İlan çıkmıştı. Ermeni Patrikhanesi'ne gün doğmuştu. Zamanın bir sürü Ermenisini oraya yığdılar. İğne atsan yere düşmeyecekti. Ve dokuz yaşındaki bir çocuk da şahitler arasına dahil edilmişti. Nusret Bey yargılanıyordu. Dokuz yaşındaki çocuk kendisine öğretilenleri ezberden söylüyordu. Nusret Bey, Nemrut Paşa'ya "...Bu çocuk şimdi dokuz yaşında o zamanlar beş yaşında olması icab eder. Beş yaşındaki çocuk bunları nasıl biliyor...? Nemrut Paşa, Nusret Bey'i azarladı...

DAMAT FERİT "ASIN"...

O Harp Divanı'nda birkaç namuslu isim de vardı. Nusret Bey, önce 15 yıl hapis cezasına mahkum edildi. O gece Bekirağa Bölüğü Hapishanesi'nde bunlar konuşuldu. İttihat ve Terakki'nin ünlü ismi Kara Kemal Bey "Bunlar bu işle durmazlar, bir halt ederler" demişti. Dediği de çıkacaktı. Damat Ferit, Nemrut Paşa'yı çağırtmış ve İngilizler bu işe kızdılar. Yeniden mahkeme edin" emrini verdi. Harp Divanı'ndaki bazı askerler istifa ettirildi, yerine yenileri getirildi. Ve o yeni heyet Nusret Bey'i idama mahkum etti... Nusret Bey, asılacağı günden bir gün önce 3 Ağustos 1920 günü yazdığı veda mektubunda şöyle diyordu. "... Küçük çocuklarımı, zevcemi (eşimi) yalnız ve fakir olarak bırakıyorum.

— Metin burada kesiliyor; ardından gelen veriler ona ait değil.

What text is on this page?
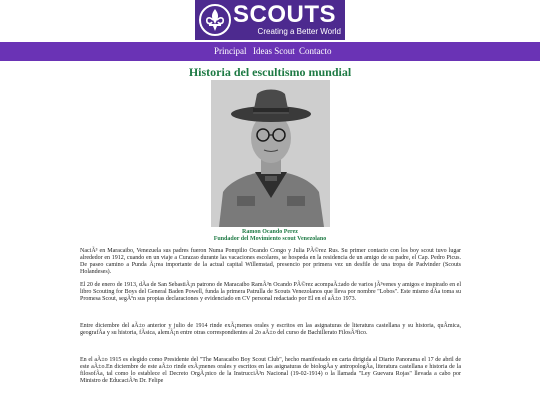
SCOUTS
Creating a Better World
Principal Ideas Scout Contacto
Historia del escultismo mundial
Ramon Ocando Perez
Fundador del Movimiento scout Venezolano

NaciÃ³ en Maracaibo, Venezuela sus padres fueron Numa Pompilio Ocando Congo y Julia PÃ©rez Rus. Su primer contacto con los boy scout tuvo lugar alrededor en 1912, cuando en un viaje a Curazao durante las vacaciones escolares, se hospeda en la residencia de un amigo de su padre, el Cap. Pedro Picus. De paseo camino a Punda Ã¡rea importante de la actual capital Willemstad, presencio por primera vez un desfile de una tropa de Padvinder (Scouts Holandeses).

El 20 de enero de 1913, dÃa de San SebastiÃ¡n patrono de Maracaibo RamÃ³n Ocando PÃ©rez acompaÃ±ado de varios jÃ³venes y amigos e inspirado en el libro Scouting for Boys del General Baden Powell, funda la primera Patrulla de Scouts Venezolanos que lleva por nombre "Lobos". Este mismo dÃa toma su Promesa Scout, segÃºn sus propias declaraciones y evidenciado en CV personal redactado por El en el aÃ±o 1973.

Entre diciembre del aÃ±o anterior y julio de 1914 rinde exÃ¡menes orales y escritos en las asignaturas de literatura castellana y su historia, quÃmica, geografÃa y su historia, fÃsica, alemÃ¡n entre otras correspondientes al 2o aÃ±o del curso de Bachillerato FilosÃ³fico.

En el aÃ±o 1915 es elegido como Presidente del "The Maracaibo Boy Scout Club", hecho manifestado en carta dirigida al Diario Panorama el 17 de abril de este aÃ±o.En diciembre de este aÃ±o rinde exÃ¡menes orales y escritos en las asignaturas de biologÃa y antropologÃa, literatura castellana e historia de la filosofÃa, tal como lo establece el Decreto OrgÃ¡nico de la InstrucciÃ³n Nacional (19-02-1914) o la llamada "Ley Guevara Rojas" llevada a cabo por Ministro de EducaciÃ³n Dr. Felipe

Beş gün sonra yiyecekleri bitecek. Allahaşkına onları sokakta bırakma..." Mektup kardeşine yazılmıştı. O namuslu bir mutasarrıftı... Ve Nusret Bey'i uyduruk Ermeni iddiaları ile Beyazıt Meydanı'nda astılar. Onu başka idamlar da takip edecekti...

ESİR ŞEHRİN ZAMANLARI...

Mondros, 30 Ekim 1918 teslimiyet. Ve esir şehir İstanbul... Zamanın azınlıklarının sokaklarda münayişler yaptıkları, Türklere saldırdıkları zamanlar... Yüzbaşı Eczacı Celal, Doktor Fahri, Doktor Sırrı gece Beyoğlu'ndaki bir buluşmadan ayrılmışlar. Vapurla Kadıköy'e geçmek için Tünel'e doğru yürümekteydiler... Soğuk mart günleri bir defa daha olmuştu. Mütareke'nin ilk günleri idi. Bu defa ikincisi gelip çatmıştı. Yüzbaşı Celal üniformalı idi. Bir Rum, Ermeni takımı önlerinde durdu, "İşte yenildiniz, İstanbul artık bizim" dediler... Onbeş yirmi kişi varlardı...

"TOKAT YETER SIRRI"...

Doktor Sırrı Bey çabuk öfkelenirdi. Birden öfke bulutu başına oturdu. Eli belindeki silaha gidiyordu. Çekseydi bir anda bir şarjör heriflerin üstüne boşalırdı. Yüzbaşı Celal "Dur sırrı, tokat yeter" dedi. Sırrı Bey de oldukça iri yapılıydı. Kaç feleğin çemberinden geçmişti. Herifler birden ne olduğunu anlayamadılar. Hepsi yerlerde idi... O sırada işgal devriyeleri geldi. Yüzbaşı Celal, Doktor Sırrı ve yanındakilerin üstünü aramaya kalktılar... Üç devriye idi...Üçü de yedikleri tokatla ötekilerinin yanına düşüverdiler... Ve birden orası kalabalıklaştı. İstanbul bıçkınları yerlerdekilerin etrafını sardılar... Yüzbaşı Celal ve arkadaşları Tübnel'e binip uzaklaştılar. Ertesi günü işgal devletleri Yüksek Komiseleri kıyametleri koparmışlardı... Olacak işmiydi işgal devriyesini tokatlamak...

ALİ KEMAL'İN KALEMİ...

İşbirlikçi yazar Ali Kemal hadiseyi DUYmuştu. "Bunlar başımızı belaya sokacaklar. Düvel-i Muzzaama'ya saldırmakta ne demek" diye döktürüyordu. O işbirlikçiler çoktular. İşgal devletlerine uşaklık etmek sanki asli vazifeleri olmuştu.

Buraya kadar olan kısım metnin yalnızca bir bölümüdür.